Poets, at heart, are revolutionaries. In addition to being incurable romantics, they are idealists. Even in their poetry, they seek the ideal. They are always in search of the ideal.
I also met Susan Rosenberg through my work with PEN America’s Prison Writing Program (PWP). A fellow poet, we sat on the PWP Poetry Sub-Committee, which judges PEN’s annual Prison Writing Awards, poetry being one of the categories. As a fellow poet, I immediately felt simpatico with Susan. (And, of course, we are both cerebral Libras!)

Before I met Susan, I knew her by reputation, a self-styled “radical.” One thing I have learned during my odyssey, is that you can’t judge people by their book covers.

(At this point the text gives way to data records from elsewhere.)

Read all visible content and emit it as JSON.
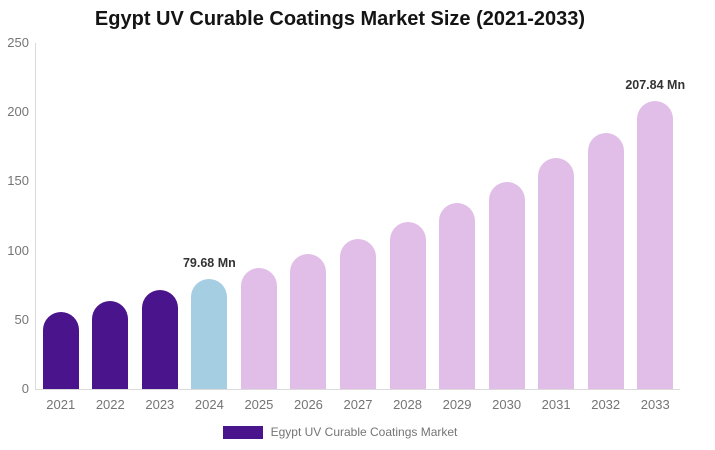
{
  "chart_data": {
    "type": "bar",
    "title": "Egypt UV Curable Coatings Market Size (2021-2033)",
    "unit": "Mn",
    "categories": [
      "2021",
      "2022",
      "2023",
      "2024",
      "2025",
      "2026",
      "2027",
      "2028",
      "2029",
      "2030",
      "2031",
      "2032",
      "2033"
    ],
    "values": [
      55.9,
      63.6,
      71.5,
      79.68,
      87.2,
      97.3,
      108.3,
      120.9,
      134.6,
      149.8,
      166.7,
      185.2,
      207.84
    ],
    "ylim": [
      0,
      250
    ],
    "yticks": [
      0,
      50,
      100,
      150,
      200,
      250
    ],
    "grid": false,
    "legend_position": "bottom",
    "bar_colors": [
      "#4A148C",
      "#4A148C",
      "#4A148C",
      "#A6CEE3",
      "#E1BEE7",
      "#E1BEE7",
      "#E1BEE7",
      "#E1BEE7",
      "#E1BEE7",
      "#E1BEE7",
      "#E1BEE7",
      "#E1BEE7",
      "#E1BEE7"
    ],
    "annotations": [
      {
        "category": "2024",
        "text": "79.68 Mn"
      },
      {
        "category": "2033",
        "text": "207.84 Mn"
      }
    ],
    "legend": {
      "items": [
        {
          "label": "Egypt UV Curable Coatings Market",
          "color": "#4A148C"
        }
      ]
    },
    "colors": {
      "historical_bars": "#4A148C",
      "base_year_bar": "#A6CEE3",
      "forecast_bars": "#E1BEE7",
      "axis_line": "#DADADA",
      "tick_text": "#757575",
      "annotation_text": "#333333",
      "title_text": "#141414",
      "legend_text": "#757575",
      "background": "#FFFFFF"
    }
  }
}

Susan is a gentle soul. It’s part of her DNA. A stint in prison doesn’t change one’s DNA, or character. And any ideas of “rehabilitation” are despite, not because of, the prison system. People, men, and women, forge themselves in the fiery furnace that is prison. All the prison provides is the fire. As Norman Mailer wrote in the introduction to Jack Henry Abbott’s New York Times bestseller, In the Belly of the Beast, America not only locks up the “worst of the worst,” but also the brightest, the boldest, the most unbroken of, mostly, the poor, Black and Brown men (and white people who ally themselves with Black and Brown folk).
Despite being sentenced to a ridiculous amount of time in prison, 58 years, Susan remained unbroken. Since America doesn’t respond to poetry, one day Susan found herself in possession of a large cache of explosives, and firearms, including automatic weapons, for the Cause. She was linked to the May 19th Communist Organization and had been sought as an accomplice in the 1979 prison escape of Assata Shakur and the 1981 Brink’s robbery.
The only redeeming thing President Bill Clinton did in terms of crime and punishment, was to commute Susan’s sentence to time served on January 20, 2001, his final day in office. She had served 16 years. (Not really an aside, but white folk in America who ally themselves with Black folks – and it’s a long history, just use the revolutionary abolitionist John Brown as a starting point, Jewish people during the Civil Rights Era, and revolutionaries during the 1960s and 1970s – are targeted and imprisoned or killed. Compare their treatment with the January 6th Insurrectionists!)
I wish America responded to poetry. This is an overstatement, but poetry, in all its revolutionary and even radical glory, could be our salvation. Drop poetry, not bombs!